Background: Myelin oligodendrocyte glycoprotein antibody-associated disease (MOGAD) and multiple sclerosis (MS) have both overlapping and distinct MRI lesion features, which vary with imaging timing. This study identified distinguishing MRI characteristics using paired MRIs at clinical attack and remission.

Methods: We retrospectively identified Mayo Clinic patients with MOGAD and MS that: (1) fulfilled respective diagnostic criteria; (2) had paired attack (≤30 days) and remission MRI scans (≥12 months) without interval attacks. MRIs were compared between groups for key features.

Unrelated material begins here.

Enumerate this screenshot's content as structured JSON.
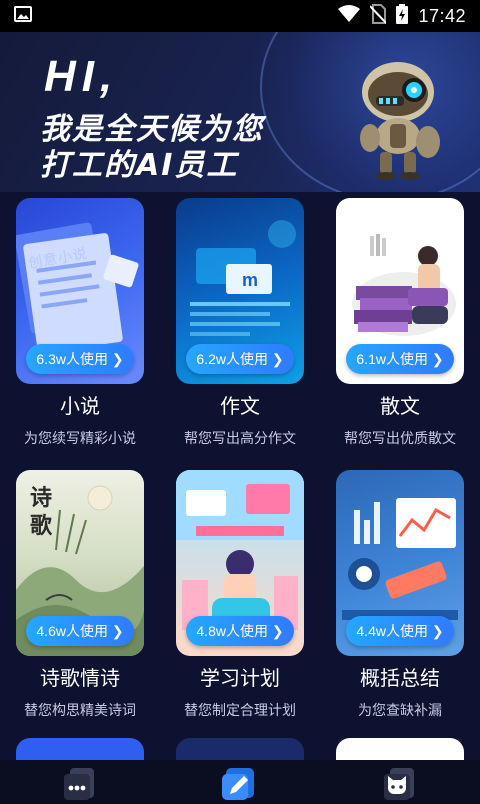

Results: We included 43 patients with MOGAD (median age 31 years (range, 3-67); 63% female) and 49 patients with MS (median age 39 years (range, 17-65); 65% female). Resolution of at least one T2-lesion differentiated MOGAD from MS (sensitivity, (95% CI 77% to 100%), specificity, (95% CI 86% to 99%); Youden's index (YI)=0.90). Resolution of at least two T2-lesions indicated MOGAD (sensitivity 62% (95% CI 41% to 79%); specificity, 100% (95% CI 94% to 100%); YI=0.62). MOGAD patients were more likely to have normal MRI scans at follow-up compared with MS (brain 14/44 (32%) vs 0/60 (0%), p<0.001; spine 21/27 (78%) vs 7/36 (19%), p<0.001). In addition, the presence of T1-hypointense, ovoid periventricular T2, and enhancing lesions were more common in MS versus MOGAD at attack and remission and in the spine, longitudinally extensive T2 lesions were more common in MOGAD attacks (8/27 (30%)).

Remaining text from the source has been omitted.